Read more about the pyramids of Giza in this National Geographic article.
The final three nights of our cruise-tour were spent at the Oberoi Mena House, a former 1869-built hunting lodge that has greatly expanded into a major hotel. It’s a most desirable and popular hotel on high-end packages. Our room looked directly across the interior date palm courtyard to two of Giza’s three Great Pyramids, either floodlit or as darkened silhouettes piercing the night sky.
The days were spent visiting Giza and the amazing 4,700-year-old solar boat, the ruins at Memphis and the step pyramid at Saqqara. Descending into a nobleman’s mastaba (burial chamber), beautifully colorful bas-reliefs depict intriguing scenes of daily life — farmers force-feeding cattle, fishermen casting their nets, artists sculpting and making jewelry, dwarfs building a boat, and a hippo biting a crocodile.
I think that our guides made the difference and kept the interest up amongst most of the group. A few people said that if they heard another set of hieroglyphs being translated, they would cover their ears.

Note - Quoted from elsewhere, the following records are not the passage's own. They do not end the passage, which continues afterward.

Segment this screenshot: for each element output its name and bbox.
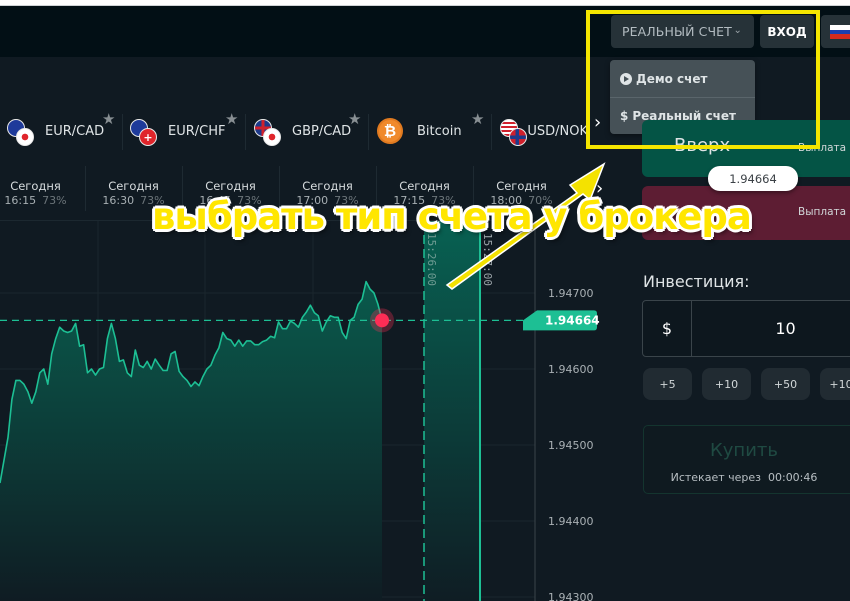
investment-label: Инвестиция: bbox=[643, 272, 750, 291]
expiry-time: 16:15 bbox=[4, 194, 37, 207]
russia-flag-icon bbox=[830, 25, 850, 39]
asset-tab-gbp-cad[interactable]: GBP/CAD bbox=[254, 108, 351, 154]
asset-tab-eur-chf[interactable]: + EUR/CHF bbox=[130, 108, 225, 154]
purchase-time-label: 15:26:00 bbox=[425, 233, 438, 286]
expiry-time: 16:30 bbox=[102, 194, 135, 207]
price-axis-tick-label: 1.94500 bbox=[548, 439, 594, 452]
investment-field: $ bbox=[642, 300, 850, 357]
star-icon[interactable]: ★ bbox=[348, 110, 361, 128]
asset-divider bbox=[368, 114, 369, 150]
asset-divider bbox=[245, 114, 246, 150]
asset-label: USD/NOK bbox=[527, 123, 588, 139]
buy-button[interactable]: Купить Истекает через 00:00:46 bbox=[643, 425, 850, 494]
star-icon[interactable]: ★ bbox=[102, 110, 115, 128]
price-area bbox=[0, 281, 382, 601]
asset-label: GBP/CAD bbox=[292, 123, 352, 139]
star-icon[interactable]: ★ bbox=[225, 110, 238, 128]
eur-chf-flags-icon: + bbox=[130, 117, 158, 146]
annotation-highlight-box bbox=[586, 10, 820, 149]
expiry-time-payout: 16:15 73% bbox=[0, 194, 84, 207]
asset-tab-eur-cad[interactable]: EUR/CAD bbox=[7, 108, 104, 154]
price-chart-svg: 15:26:00 15:27:00 1.94700 1.94600 1.94500 1… bbox=[0, 221, 600, 601]
trading-screen: РЕАЛЬНЫЙ СЧЕТ ⌄ ВХОД Демо счет $ Реальны… bbox=[0, 0, 850, 601]
usd-nok-flags-icon bbox=[500, 117, 527, 146]
expiry-day: Сегодня bbox=[108, 179, 159, 193]
annotation-caption: выбрать тип счета у брокера bbox=[152, 195, 752, 238]
bitcoin-icon: ₿ bbox=[377, 118, 403, 144]
expires-in: Истекает через 00:00:46 bbox=[644, 471, 844, 484]
expires-countdown: 00:00:46 bbox=[767, 471, 818, 484]
expires-label: Истекает через bbox=[670, 471, 761, 484]
eur-cad-flags-icon bbox=[7, 117, 35, 146]
trade-panel: Вверх Выплата 7 Выплата 7 1.94664 Инвест… bbox=[642, 110, 850, 601]
expiry-day: Сегодня bbox=[10, 179, 61, 193]
asset-label: EUR/CHF bbox=[168, 123, 226, 139]
increment-10-button[interactable]: +10 bbox=[702, 368, 751, 400]
investment-amount-input[interactable] bbox=[693, 301, 850, 356]
asset-divider bbox=[122, 114, 123, 150]
current-point bbox=[375, 313, 389, 328]
star-icon[interactable]: ★ bbox=[471, 110, 484, 128]
expiry-day: Сегодня bbox=[302, 179, 353, 193]
asset-tab-bitcoin[interactable]: ₿ Bitcoin bbox=[377, 108, 462, 154]
price-axis-tick-label: 1.94300 bbox=[548, 591, 594, 601]
current-price-pill: 1.94664 bbox=[708, 166, 798, 191]
expiry-option[interactable]: Сегодня 16:15 73% bbox=[0, 166, 84, 211]
price-axis-tick-label: 1.94700 bbox=[548, 287, 594, 300]
asset-tabs: EUR/CAD ★ + EUR/CHF ★ GBP/CAD ★ ₿ Bitcoi… bbox=[0, 108, 600, 154]
expiry-day: Сегодня bbox=[496, 179, 547, 193]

For me, this was my third time in Egypt with decades in between, and as archeologists uncover more and it is then interpreted, Egypt’s long history gets richer and more deeply understood.
Nile River Cruise ABC’s
When to go?
Nile River cruises are offered year-round. The best time is December though February, the high season, when yes it’ll still be pleasantly hot, but less humid and quite chilly at night, often down to the low 50s/high 40s F. Summers are broiling hot — more than 100 degrees F — while the shoulder seasons of March/April and October/November can be ok too, though still hot in the middle of the day. Keep in mind the water level of the Nile is usually low between October and May to conserve water in Lake Nasser, the source of much of Egypt’s irrigation supply.
Nile River Cruise Itineraries
Most Nile River cruises are 4 or 8 nights; with the shorter cruises sometimes combined with a 3-night cruise on Lake Nasser; all companies offer optional pre- and post-cruise hotel packages for additional exploring in Cairo, Giza, and Alexandria.
Fly into Cairo via major cities like London and New York. Depending on your package, there are likely internal flights on domestic carriers.
Nile River Cruising Do’s & Don’ts:
- Definitely take a pre-organized tour; it’s really the only sane and safe way to navigate the Nile River Valley.
- Don’t get into a lazy cruise mode before you go, and do at least some of the reading the cruise tour operator suggests. Your forays into ancient tombs and temples will be much richer for it.
- Egyptian tourism was a huge part of the economy and is slowly coming back post Arab-spring, so thousands have been unemployed or underemployed. You are part of the paycheck so naturally there may be pressure to buy.
- Check carefully for the quality of souvenirs; enlist your cruise-sanctioned guide to direct you to shops with legitimate goods.
- Be on guard at crowded markets and busy tourist sites for pickpockets.
- The sun god is a powerful force, so cover up when out in the open for any length of time.